Il s’accroupit et entreprit de lire chaque feuillet.

Rosalie avisa soudain une porte sous l’escalier. Elle l’ouvrit et fut immédiatement assaillie par une odeur de pourriture. Elle plaqua le dos de sa main sur son nez et avança prudemment dans la pièce, dont l’ampoule s’était allumée en même temps que les autres. Un bureau trônait au centre de la petite salle de travail, entouré d’étagères tourmentées par ce qui ressemblait à une fouille intense. Rosalie fit quelques pas vers le meuble. Une forme semblait se trouver derrière.

La mage poussa un cri et manqua de tomber en reculant trop vite. Amerius se précipita dans la pièce, des papiers encore en main. La jeune femme lui désigna du doigt ce que la lumière lui avait révélé.

L’éclat blanc d’un squelette gisant sur une chaise renversée. Un trou avait perforé le crâne entre les yeux. Il portait encore ses vêtements, grignoté par les nuisibles. Un haut-de-forme avait roulé dans un coin, tandis qu’un pince-nez doré avait glissé des os pour s’échouer sur la pierre.

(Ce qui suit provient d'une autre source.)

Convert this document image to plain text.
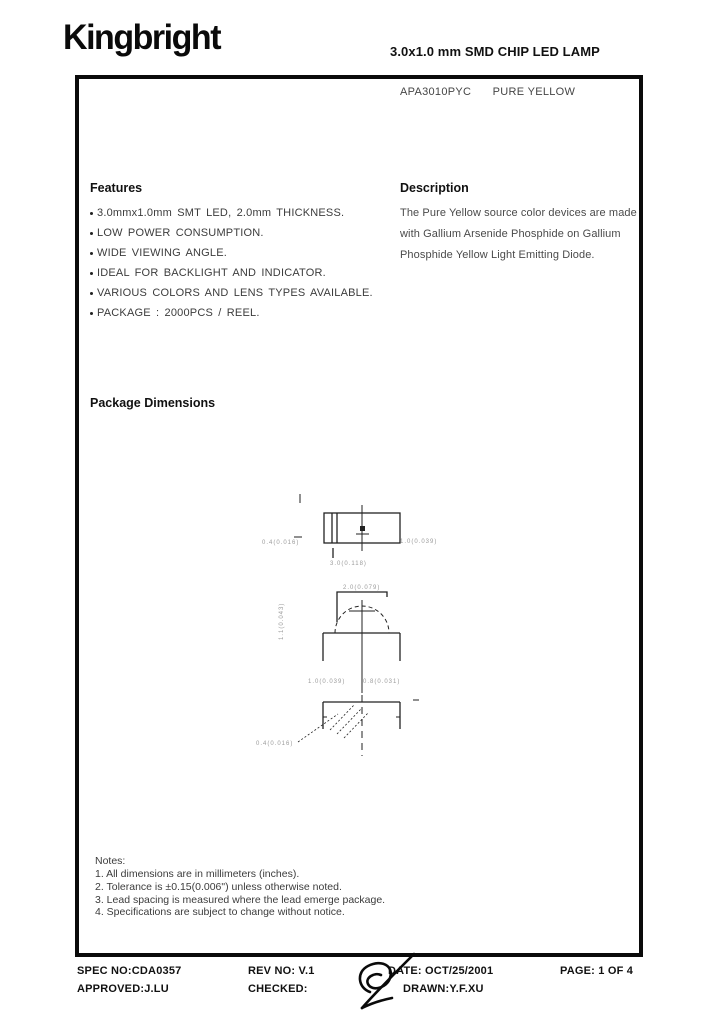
Kingbright	3.0x1.0 mm SMD CHIP LED LAMP
APA3010PYC PURE YELLOW
Features
3.0mmx1.0mm SMT LED, 2.0mm THICKNESS.
LOW POWER CONSUMPTION.
WIDE VIEWING ANGLE.
IDEAL FOR BACKLIGHT AND INDICATOR.
VARIOUS COLORS AND LENS TYPES AVAILABLE.
PACKAGE : 2000PCS / REEL.
Description
The Pure Yellow source color devices are made
with Gallium Arsenide Phosphide on Gallium
Phosphide Yellow Light Emitting Diode.
Package Dimensions
0.4(0.016)	1.0(0.039)
3.0(0.118)
2.0(0.079)
1.1(0.043)
1.0(0.039)	0.8(0.031)
0.4(0.016)
Notes:
1. All dimensions are in millimeters (inches).
2. Tolerance is ±0.15(0.006") unless otherwise noted.
3. Lead spacing is measured where the lead emerge package.
4. Specifications are subject to change without notice.
SPEC NO:CDA0357	REV NO: V.1	DATE: OCT/25/2001	PAGE: 1 OF 4
APPROVED:J.LU	CHECKED:	DRAWN:Y.F.XU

– Qui est-ce ? murmura Rosalie.

Amerius s’approcha des restes, à moitié réduits en poussière, sans faire montre de dégoût. Rosalie le vit ouvrir la veste du bout de sa canne avant d’en tâter les poches. Finalement, il se pencha et récupéra le pince-nez. Il l’étudia, sa mine devenant le plus en plus préoccupée.

– Merde, jura-t-il.

Rosalie fut davantage choquée de l’entendre parler ainsi que d’avoir découvert un cadavre.

– Qu’est-ce qu’il y a ?

– J’ai une bonne et une mauvaise nouvelle.

Voyant qu’il réfléchissait encore, Rosalie le pressa.

– Alors ?

– La bonne, c’est que Noé n’est pas entre les mains des Basses-Terres. La mauvaise, c’est que nous avons affaire à un imposteur.